Lennox ‘Mulling’ Arthur remembers his first national Coach
By Sean Devers
It all began 47 years ago when former Suriname Footballer Auguste ‘Cha Cha’ Wooter was appointed Coach of Guyana’s first ever youth football team. He also was Coach for the National U-17 and U-19 teams from 1967-1970.
It proved to be a life changing experience for at least one member of that under-17 squad when Coach Wooter unknowingly inspired Lennox ‘Mulling’ Arthur to become a Football Coach four years later.
Wooter, who was in his late seventies, died at 04: 00hrs on Friday morning and his funeral is scheduled for this Friday in his homeland. The Dutchman’s contribution to the development of Guyana’s Football, especially at the youth level was immeasurable.
It was the year after this Country had gained Independence from the British in
1966 and Arthur like most young Guyanese, his mind was pregnant with so many dreams none more than becoming a great footballer and representing his nation with distinction.
After his playing days he became a Coach from 1971 before quitting in 1987 when most of the players in the National Senior team he was coaching absconded, in the USA. At that time he was also the Vice-President of the Guyana Football Federation (GFF).
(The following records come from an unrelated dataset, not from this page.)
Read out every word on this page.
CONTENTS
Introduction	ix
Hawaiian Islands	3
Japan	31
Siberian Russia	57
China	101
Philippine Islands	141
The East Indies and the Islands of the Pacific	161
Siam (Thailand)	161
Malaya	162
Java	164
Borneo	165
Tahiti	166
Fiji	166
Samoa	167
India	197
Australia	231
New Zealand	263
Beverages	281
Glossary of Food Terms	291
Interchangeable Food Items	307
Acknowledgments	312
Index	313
“I played in the first ever Guyana youth team and I would go as far as to say that ‘Cha Cha’ was unmatched as a Coach. When he came here he changed the whole style of Football in Guyana. He was so good that most of us who he coached went on to become National stars,” Arthur disclosed.
Players like Arthur, Clyde ‘Farmer’ Browne, Donald ‘Casa’ Neblette, Michael Pierre, Micheal Hamden and David ‘British’ Woolford all came from the youth ranks.
Clyde ‘Woody’ Forde and Clyde ‘Oiler’ Watson were former senior players who passed through Coach ‘Cha Cha’s’ hands.
“He was a great Coach because physically, mentally and psychologically he was able to get the best out of the players. He was at his best working with the youngsters and he knew how to psyche up the players to get them to perform,” Arthur disclosed.
Arthur gave an example of Wooter’s ability to get into players’ head when they were under pressure. “In 1969 I was already an established youth player and we were playing Barbados in a four-way youth game which also included Trinidad and Grenada.
“All of my South Georgetown fans came to see me play. In those days there was a stand at GFC which was called the ‘Ungrateful Stand’ because of the group of old men, mostly former footballers, who would go to that area. Nothing would please them and they would heckle you non-stop if you were having a bad day,” Arthur continued.
“I remember dribbling the Bajans and with only the goalkeeper to beat, twice throwing away clear goals. I was playing outside right and men began to heckle me, saying their grandmother would have done better than me. To make matters worse, one of the Bajans then scored to give Barbados a 1-nil lead. I was so depressed,” Arthur recounted.
“Coach ‘Cha Cha’ called me to the sideline that I was playing for my club, my South Georgetown people and most of all my Country, not the people in the ‘Ungrateful Stand’ adding that they had no say if I was taken off or not. This little talk inspired me score two goals while Micheal Pierre scored one as we won 3-1,” Arthur said.
Arthur will be attending the funeral of Coach Wooter who also coached in Suriname, Grenada, Trinidad and USA. The 63-year-old says most of this generation know nothing about Coach Wooter.
Only last year the Point Fortin Civic Center football team hosted an official reception for the former St. Benedicts College coach Wooter at the Point Fortin City Hall.
Her Excellency Fidelia Graand-Galon, Ambassador Extraordinary and Plenipotentiary of the Republic of Suriname to Trinidad and Tobago, was specially invited to attend and participate in the function.
Coach Wooter’s contribution to football in Trinidad dates back to the 19602 s, with footballers from South and North Trinidad and Point Fortin in particular being the beneficiaries of his teaching. This all led to Trinidad and Tobago’s excellent performance in the FIFA World Cup Qualifiers held in Haiti in 1973. Coach Wooter’s student footballers went on to provide the nucleus for the start of the North America Soccer League (NASL) during the 1960’s and 70’s.